The three vertical midfacial trajectories are: the anterior naso-maxillary pillar, the mid-zygomatic-maxillary pillar, and the posterior pterygo-maxillary pillar.
•The naso-maxillary abutment: runs as naso-frontal pillar from the canine tooth region, adjacent to the anterior bony aperture of the nose, through the frontal process of the maxilla to the upper orbital border and naso-ethmoidal region as far as the glabella region of the frontal bone
•The zygomatico-maxillary abutment – the middle trajectory: protracts as the zygomatic-maxillary pillar vertically above the zygomatic bone to the fronto -zygomatic sutures, to the frontal bone and via the zygomatic bone and arches into the temporal region
•The pterygo-maxillary abutment: runs posteriorly along the dorsal maxilla and the pterygoid of the skull base to the sphenoid bone (Fig. 1.8)
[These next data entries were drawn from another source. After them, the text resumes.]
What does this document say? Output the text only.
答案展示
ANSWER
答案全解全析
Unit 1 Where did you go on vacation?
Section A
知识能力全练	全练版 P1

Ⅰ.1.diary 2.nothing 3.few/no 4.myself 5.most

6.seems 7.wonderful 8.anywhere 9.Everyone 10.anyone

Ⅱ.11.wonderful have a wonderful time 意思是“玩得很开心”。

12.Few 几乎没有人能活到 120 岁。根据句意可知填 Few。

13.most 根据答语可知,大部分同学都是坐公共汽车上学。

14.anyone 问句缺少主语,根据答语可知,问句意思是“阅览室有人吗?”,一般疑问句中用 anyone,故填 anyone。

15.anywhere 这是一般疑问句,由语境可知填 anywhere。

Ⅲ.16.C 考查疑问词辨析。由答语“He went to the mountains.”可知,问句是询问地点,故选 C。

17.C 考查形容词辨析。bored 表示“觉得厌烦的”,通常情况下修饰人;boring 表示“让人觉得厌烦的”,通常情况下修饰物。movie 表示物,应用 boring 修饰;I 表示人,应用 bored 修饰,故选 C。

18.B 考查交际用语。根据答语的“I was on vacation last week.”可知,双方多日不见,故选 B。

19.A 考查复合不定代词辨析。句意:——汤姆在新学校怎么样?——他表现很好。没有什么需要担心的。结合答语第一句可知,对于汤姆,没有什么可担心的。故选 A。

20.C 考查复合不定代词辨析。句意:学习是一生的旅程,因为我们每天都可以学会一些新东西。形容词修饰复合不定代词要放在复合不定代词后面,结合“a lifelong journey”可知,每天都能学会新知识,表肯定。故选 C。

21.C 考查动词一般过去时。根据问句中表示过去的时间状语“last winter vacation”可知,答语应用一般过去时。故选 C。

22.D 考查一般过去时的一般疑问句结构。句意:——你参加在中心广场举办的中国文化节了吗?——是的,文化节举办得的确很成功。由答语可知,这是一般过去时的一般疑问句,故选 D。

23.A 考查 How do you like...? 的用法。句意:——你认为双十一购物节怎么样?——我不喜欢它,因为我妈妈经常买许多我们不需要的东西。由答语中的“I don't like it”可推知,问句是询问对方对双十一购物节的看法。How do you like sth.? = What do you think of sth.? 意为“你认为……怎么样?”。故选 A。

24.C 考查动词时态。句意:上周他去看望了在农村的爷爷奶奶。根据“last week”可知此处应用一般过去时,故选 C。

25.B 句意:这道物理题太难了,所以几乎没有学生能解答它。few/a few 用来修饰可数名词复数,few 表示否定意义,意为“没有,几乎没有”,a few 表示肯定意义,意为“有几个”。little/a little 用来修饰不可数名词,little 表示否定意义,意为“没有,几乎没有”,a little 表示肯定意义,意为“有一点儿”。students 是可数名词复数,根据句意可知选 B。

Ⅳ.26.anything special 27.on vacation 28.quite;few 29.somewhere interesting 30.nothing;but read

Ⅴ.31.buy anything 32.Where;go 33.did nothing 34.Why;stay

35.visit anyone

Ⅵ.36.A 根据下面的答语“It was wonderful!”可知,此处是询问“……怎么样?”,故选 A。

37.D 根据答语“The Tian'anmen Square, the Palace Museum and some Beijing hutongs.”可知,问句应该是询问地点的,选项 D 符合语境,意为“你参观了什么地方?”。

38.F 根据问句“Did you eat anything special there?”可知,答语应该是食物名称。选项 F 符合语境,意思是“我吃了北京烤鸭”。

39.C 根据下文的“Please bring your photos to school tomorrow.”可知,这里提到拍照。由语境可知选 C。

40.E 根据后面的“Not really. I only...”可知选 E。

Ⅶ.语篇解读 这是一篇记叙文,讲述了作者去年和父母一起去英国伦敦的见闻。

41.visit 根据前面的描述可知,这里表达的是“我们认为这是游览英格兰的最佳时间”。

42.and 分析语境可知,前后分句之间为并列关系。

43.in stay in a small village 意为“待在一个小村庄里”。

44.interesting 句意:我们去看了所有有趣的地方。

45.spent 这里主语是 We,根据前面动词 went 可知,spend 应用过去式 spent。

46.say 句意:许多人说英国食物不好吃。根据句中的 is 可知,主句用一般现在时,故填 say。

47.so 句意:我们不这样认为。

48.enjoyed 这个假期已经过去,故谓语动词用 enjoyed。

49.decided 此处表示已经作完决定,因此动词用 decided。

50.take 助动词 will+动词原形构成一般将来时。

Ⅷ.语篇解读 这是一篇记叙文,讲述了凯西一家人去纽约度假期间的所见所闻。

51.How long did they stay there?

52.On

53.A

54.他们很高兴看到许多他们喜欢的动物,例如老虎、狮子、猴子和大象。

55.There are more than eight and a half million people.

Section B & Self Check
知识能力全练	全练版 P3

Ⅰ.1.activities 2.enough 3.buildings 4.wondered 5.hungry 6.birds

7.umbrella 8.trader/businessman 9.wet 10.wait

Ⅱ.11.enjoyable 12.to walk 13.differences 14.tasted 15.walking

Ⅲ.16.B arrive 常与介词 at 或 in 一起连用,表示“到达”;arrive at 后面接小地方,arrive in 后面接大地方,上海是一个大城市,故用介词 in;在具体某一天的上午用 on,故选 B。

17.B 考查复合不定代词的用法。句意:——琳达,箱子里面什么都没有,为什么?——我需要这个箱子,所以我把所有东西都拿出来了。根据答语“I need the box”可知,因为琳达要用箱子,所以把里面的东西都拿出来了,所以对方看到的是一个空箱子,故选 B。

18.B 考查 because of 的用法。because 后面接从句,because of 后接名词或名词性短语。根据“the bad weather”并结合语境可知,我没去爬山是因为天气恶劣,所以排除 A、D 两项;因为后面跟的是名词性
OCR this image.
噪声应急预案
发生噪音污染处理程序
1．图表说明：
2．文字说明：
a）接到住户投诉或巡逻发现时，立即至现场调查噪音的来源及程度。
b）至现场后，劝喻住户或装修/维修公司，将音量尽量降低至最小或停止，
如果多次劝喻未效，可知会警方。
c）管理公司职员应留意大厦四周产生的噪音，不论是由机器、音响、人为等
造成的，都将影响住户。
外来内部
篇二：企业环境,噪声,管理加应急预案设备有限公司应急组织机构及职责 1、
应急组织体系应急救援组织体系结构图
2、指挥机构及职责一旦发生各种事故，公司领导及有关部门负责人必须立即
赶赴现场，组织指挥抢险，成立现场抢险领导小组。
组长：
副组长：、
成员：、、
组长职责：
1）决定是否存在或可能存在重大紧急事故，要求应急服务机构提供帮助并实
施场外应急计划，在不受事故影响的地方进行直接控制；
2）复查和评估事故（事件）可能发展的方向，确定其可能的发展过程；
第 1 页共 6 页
The midface is stabilized horizontally by a lower horizontal pillar composing the alveolar process and an upper fronto-facial pillar formed by the fronto-cranial compartment as well as a middle infraorbital-zygoma- tico-temporal pillar (Rowe and Williams 1985).
One can observe that no sagittal columns exist between the palate and the upper frontal arch (Mc Mahon et al. 2003). The upper orbital-interorbital midface complex is stabilized by two horizontal and four vertical latticed pillars (Mathog et al. 1995) (Fig. 1.9).
•This anatomical construction is of relevance when considering injuries to the central and lateral midfacial region. As a result of its special construction, the comparatively thin-walled midfacial compartment can absorb intense kinetic energy, so reducing the injury to the neurocranium in craniofacial injuries.
Principally, the midface only exhibits strong resistance against vertically applied forces. Although there is a lesser resistance against antero-posteriorly applied forces, it is combined with a high structural absorption capacity.
There is a 45° angle between the stabile skull base and the palato-occlusal plane. In contrast to the midface, this inclination results in a high resistance against an antero-posterior compression.
Fig. 1.8 Diagram of the vertical maxillary buttresses of the midface. These buttresses (bone-trajectories) represent regions of thicker bone, which provide support for the maxilla in the vertical dimension (mod. a. Prein et al. 1998). 1 Anterior medial naso-maxillary buttress, 2 lateral zygomatico-maxillary buttress, 3 posterior pterygo-maxillary buttress
In the case of an anterior-posteriorly applied force, the midfacial complex is driven against the sphenoid body, in such a way that the midfacial complex is dislocated en bloc posteriorly and caudally. This results in comminuted midface fractures with a typical dish-face deformity.
This also applies to assaulting forces to the midface from an antero-superior or lateral direction, which may cause the entire midfacial complex to shear off transversally from the cranial base (Rowe and Williams 1985) and induce subbasal avulsion fractures in the midfacial region including:
•Greater wing of the sphenoid bone
•Alar processes
•Ethmoid complex
•Frontal sinus
Collateral skull base injuries can be seen within the fracture compartment.